Lee Kwan Yew, pictured after receiving an honorary doctorate at the Chinese University of Hong Kong in 2000. Photograph: Anot Givon/AP
Former PM, who led country from independence in 1959 to 1990, says it is time to make way for a younger
team of ministers, Kate Hodal reports…
Surprises do not come often in the city-state of Singapore, a place so staid that locals and foreigners alike call
it ”Singabore”.
But after a groundbreaking election in which the ruling party had its first major shake up after 50 years in power,
Singapore’s “founding father”, Lee Kuan Yew, has announced his full retirement from cabinet.
The 87-year-old former prime minister cited this year’s “watershed” election as his inspiration, in which the
People’s Action party (PAP), which he helped create at independence from Great Britain in 1959, won its lowest
ratings yet with just 60% of the popular vote. A decade ago it won 75%.
Calling for “a fresh clean slate”, Lee noted that his age distanced him from younger voters and that a “younger
team of ministers [should] connect to and engage with this younger generation in shaping the future of
Singapore”.
Lee is largely credited with turning the small colonial outpost into the financial dynamo it is today.
While older generations revere the man for his hard-talking comments and no-nonsense policies, the younger
generation – most of whom cannot and do not care to remember Singapore as a hodge-podge community of
ramshackle neighbourhoods – has proven less impressed.
Critics, many of them voters in their 20s, largely used social media during this election to speak out against
Singapore’s high living costs, low wages and lax immigration laws that pit locals against foreigners, who
comprise about 40% of the island’s population, for jobs.
For them, Lee’s stepping down heralds a breath of fresh air and “is a pretty big deal”, says Nansi Panjar, 27, who
voted for the opposition Reform party in the 7 May election.
“This shows that the PAP is listening to its voters and that change could finally be in the air.”
Once the raison d’etre for the PAP, Lee has more recently alienated voters by urging Singaporean Muslims to “be
less strict” and hinting at the “consequences” of voting for the opposition.
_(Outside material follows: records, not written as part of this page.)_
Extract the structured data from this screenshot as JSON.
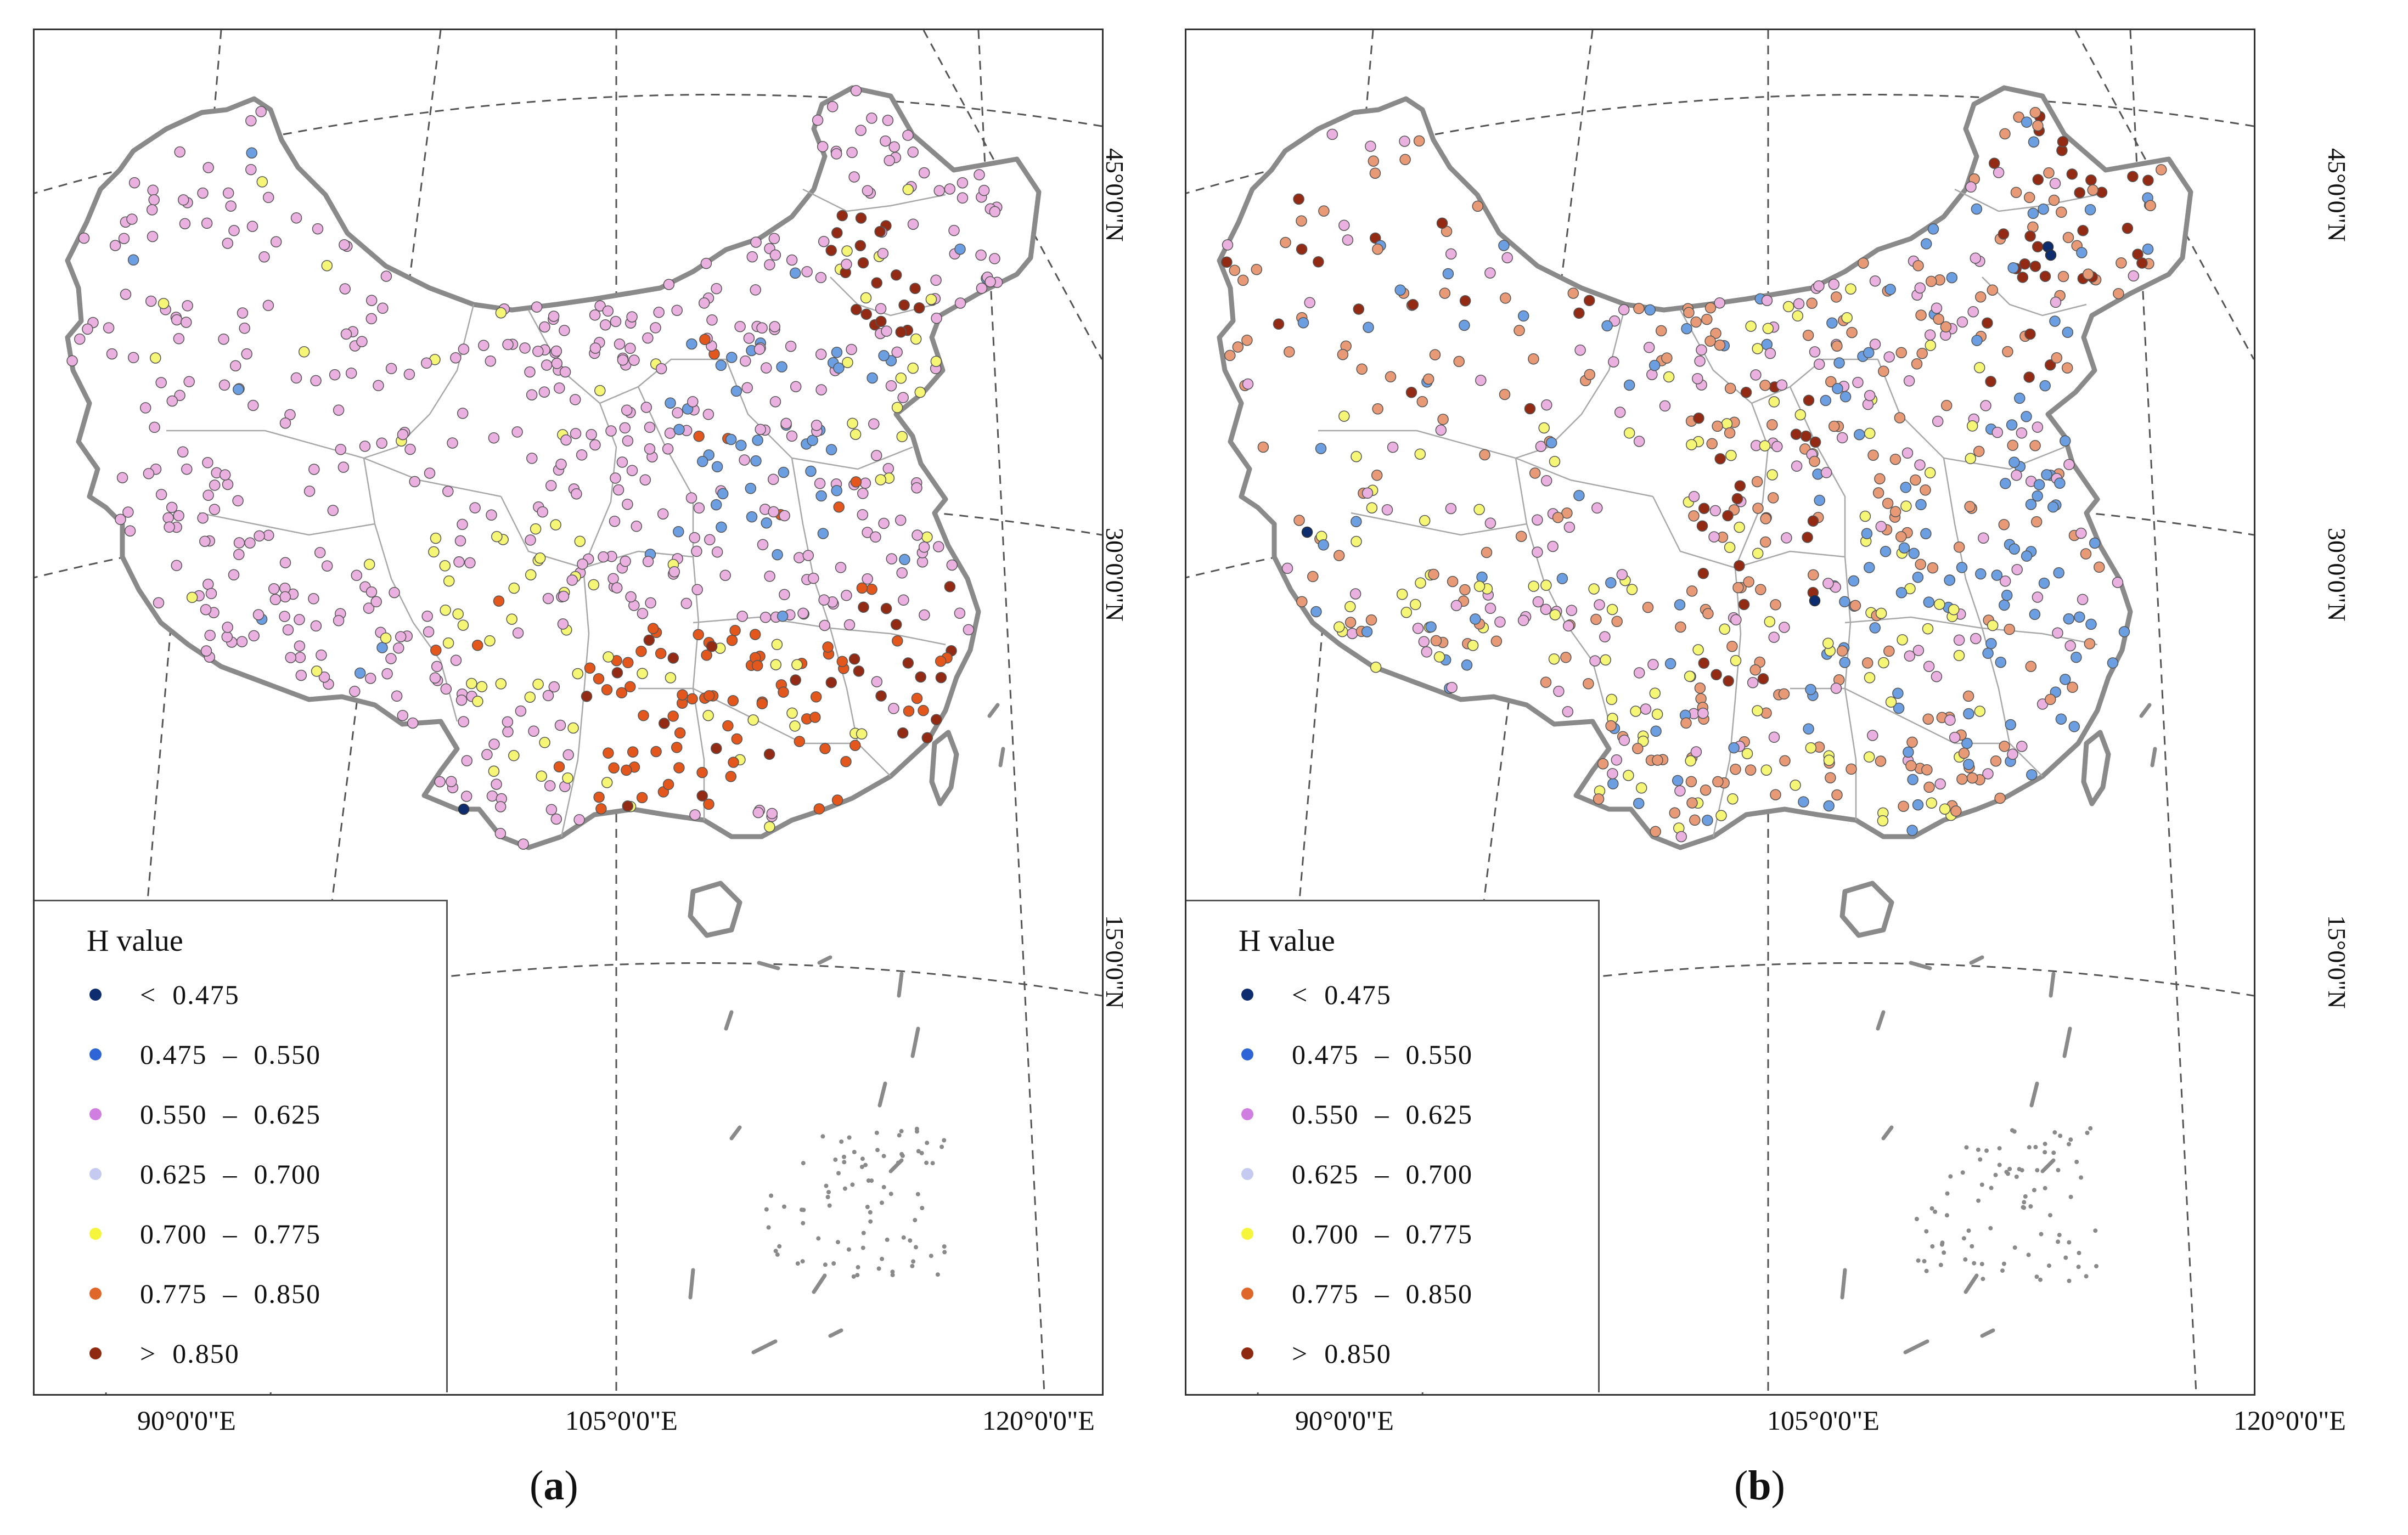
{
  "legend": {
    "title": "H  value",
    "classes": [
      {
        "label": "<  0.475",
        "color": "#0d2d6e"
      },
      {
        "label": "0.475  –  0.550",
        "color": "#2e64d6"
      },
      {
        "label": "0.550  –  0.625",
        "color": "#d07ee0"
      },
      {
        "label": "0.625  –  0.700",
        "color": "#c5cbf0"
      },
      {
        "label": "0.700  –  0.775",
        "color": "#f5f53c"
      },
      {
        "label": "0.775  –  0.850",
        "color": "#e0672a"
      },
      {
        "label": ">  0.850",
        "color": "#8e2a10"
      }
    ]
  },
  "axes": {
    "latitude_labels": [
      "45°0'0\"N",
      "30°0'0\"N",
      "15°0'0\"N"
    ],
    "longitude_labels": [
      "90°0'0\"E",
      "105°0'0\"E",
      "120°0'0\"E"
    ]
  },
  "station_colors": {
    "pink": "#eab0df",
    "blue": "#6b9fe2",
    "yellow": "#f5f576",
    "orange": "#e3571d",
    "dark_red": "#932a14",
    "salmon": "#e89a77",
    "navy": "#0d2d6e"
  },
  "panels": [
    {
      "id": "a",
      "caption": "a",
      "dominant": "pink"
    },
    {
      "id": "b",
      "caption": "b",
      "dominant": "mixed"
    }
  ]
}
A much younger cabinet, with an
average age of 52, was unveiled on Wednesday.
Lee was Singapore’s first prime minister, leading the country from 1959 to 1990. He is the longest-serving prime
minister in the Commonwealth and the longest-serving head of government in Asia.
He has remained in the cabinet since stepping down as prime minister, first serving as senior minister from 1990
to 2004 and later, from 2004 to 2011, as minister mentor, a post made for him by his son, Lee Hsien Loong, the
current prime minister.
He has also stepped down as the chairman of the Government of Singapore Investment Corporation (GIC), which
he has ceded to his son.
He will stay on as senior adviser to the state investment firm, among the world’s largest sovereign wealth funds at
$300bn (£149bn). He will also remain MP of Tanjong Pagar ward, a constituency that he won uncontested in
this year’s election.
Just how far removed from politics he will really become, however, is anyone’s guess. In 1988 he was quoted as
saying: “Even from my sickbed, even if you are going to lower me into the grave and I feel that something is going
wrong, I will get up. Those who believe that after I have left the government as prime minister, I will go into a
permanent retirement, really should have their heads examined.”
Perhaps that is why many voters are saying that, while his stepping down is somewhat of a coup, the real change
is still to come.
“To be honest, we’ll only see true freedom when Lee dies,” said Panjar.
“That’s when Singapore will finally be able to take a long look at itself and question where it really wants to go.”